Die angebliche Manipulation des kasseninternen Finanzausgleichs durch die Krankenkassen sorgt auch für Diskussionen in der Landespolitik. „Ich erwarte ganz einfach, dass sich die Krankenkassen hier korrekt verhalten. Wenn es notwendig wird, schreiten wir aber auch umgehend ein“, sagte Sozialministerin Cornelia Rundt. Dem Ministerium zufolge sind seit 2009 keine entsprechenden Rechtsverstöße von Kassen, die der niedersächsischen Aufsicht unterstehen, bekannt geworden. Sollten Rechtsverstöße bekannt werden, gebe es eine Intervention durch die Rechtsaufsicht.

Der Chef der Techniker-Krankenkasse hatte in der Frankfurter Allgemeinen Sonntagszeitung zugegeben, dass die Krankenkassen den Finanzausgleich manipulieren. „Es ist ein Wettbewerb zwischen den Kassen darüber entstanden, wer es schafft, die Ärzte dazu zu bringen, für die Patienten möglichst viele Diagnosen zu dokumentieren.“ Dann gebe es mehr Geld aus dem Risikostrukturausgleich. Die Kassen bezahlten sogar Prämien, wenn die Ärzte den Patienten auf dem Papier kränker machten.
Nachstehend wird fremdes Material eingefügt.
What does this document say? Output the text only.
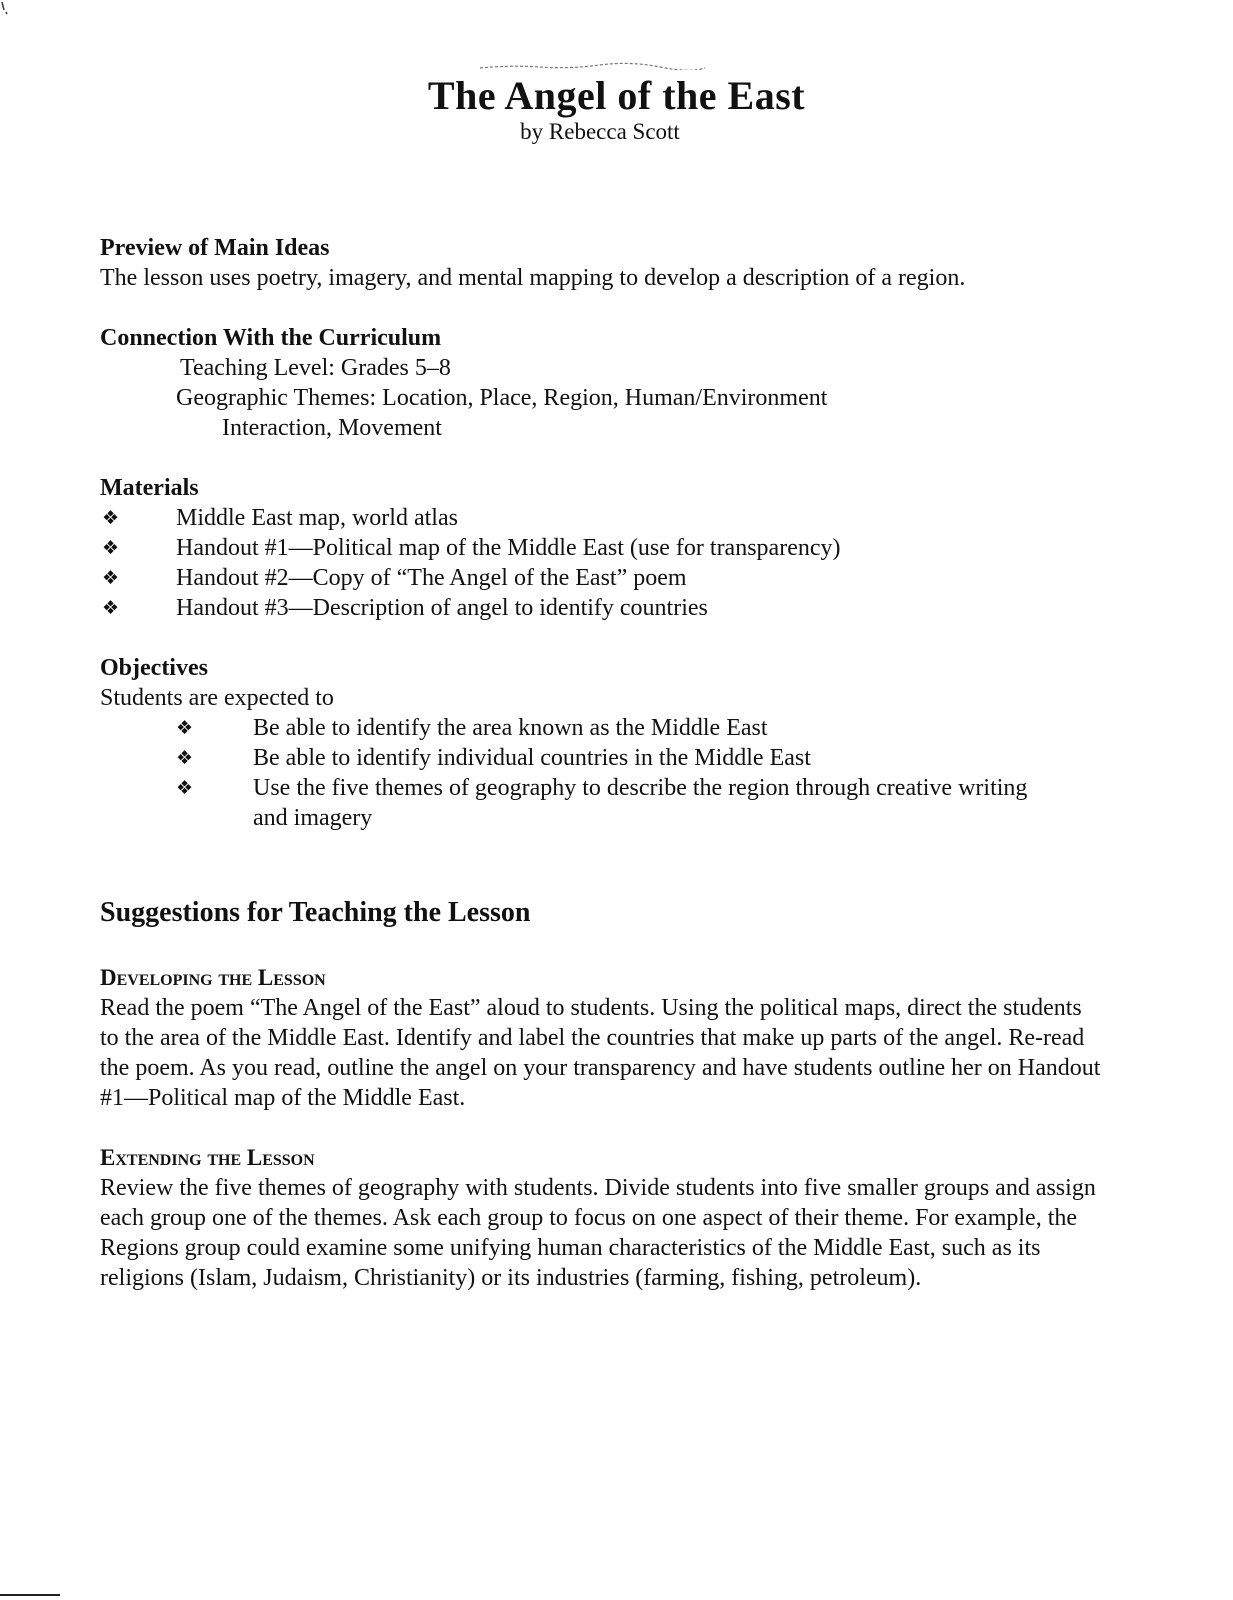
The Angel of the East
by Rebecca Scott
Preview of Main Ideas

The lesson uses poetry, imagery, and mental mapping to develop a description of a region.

Connection With the Curriculum

Teaching Level: Grades 5–8

Geographic Themes: Location, Place, Region, Human/Environment

Interaction, Movement

Materials
❖ Middle East map, world atlas
❖ Handout #1—Political map of the Middle East (use for transparency)
❖ Handout #2—Copy of “The Angel of the East” poem
❖ Handout #3—Description of angel to identify countries
Objectives

Students are expected to

❖ Be able to identify the area known as the Middle East
❖ Be able to identify individual countries in the Middle East
❖ Use the five themes of geography to describe the region through creative writing and imagery
Suggestions for Teaching the Lesson
Developing the Lesson

Read the poem “The Angel of the East” aloud to students. Using the political maps, direct the students to the area of the Middle East. Identify and label the countries that make up parts of the angel. Re-read the poem. As you read, outline the angel on your transparency and have students outline her on Handout #1—Political map of the Middle East.

Extending the Lesson

Review the five themes of geography with students. Divide students into five smaller groups and assign each group one of the themes. Ask each group to focus on one aspect of their theme. For example, the Regions group could examine some unifying human characteristics of the Middle East, such as its religions (Islam, Judaism, Christianity) or its industries (farming, fishing, petroleum).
Die FDP-Fraktion will in einer Anfrage an die Landesregierung derweil genauer wissen, ob durch mögliche Manipulationen regionaler Kassen Mehrkosten entstanden sein könnten. „Dass offenbar zahlreiche Krankenkassen bei der Abrechnung von Leistungen systematisch täuschen, ist ein Skandal und nicht hinnehmbar“, sagte der Parlamentarische Geschäftsführer der FDP-Fraktion, Christian Grascha, dem Rundblick. Schließlich würden den Mitgliedern der Kassen stetig steigende Beiträge zugemutet.

Auch die CDU im Landtag bereitet derzeit eine Anfrage zu dem Thema vor. Der stellvertretende Fraktionsvorsitzende Reinhold Hilbers sagte im Gespräch mit dem Rundblick, der Risikostrukturausgleich müsse kritisch geprüft werden. „Wenn er solche Mechanismen zulässt, dann ist er vom Grundsatz her sehr betrugsanfällig.“ Zugleich müsse es auch seitens der Behörden eine wirksame Kontrolle geben. Laut Thomas Schremmer, Sozialpolitiker der Grünen-Fraktion, muss das System in Frage gestellt werden. „Die Methoden der Kassen sind ein bisschen windig“, so Schremmer. Er schlägt vor, den Risikostrukturausgleich zu verändern. Eine Deckelung des Risikopools und eine Regionalkomponente könnten Schremmer zufolge eine vernünftige Lösung sein.

Die AOK Niedersachsen verwies auf eine Erklärung des Vorstandsvorsitzenden des AOK-Bundesverbandes, Martin Litsch. Darin bezeichnet er Aussagen des TK-Chefs als „vorgezogene Halloween-Aktion“. Tatsächlich gehe es um die Diskreditierung des Risikostrukturausgleichs und eine Verunsicherung auf breiter Front. Die AOK fordere schon lange, den Risikostrukturausgleich manipulationsresistenter zu machen und einheitliche Kodierrichtlinien in der ambulanten Versorgung einzuführen.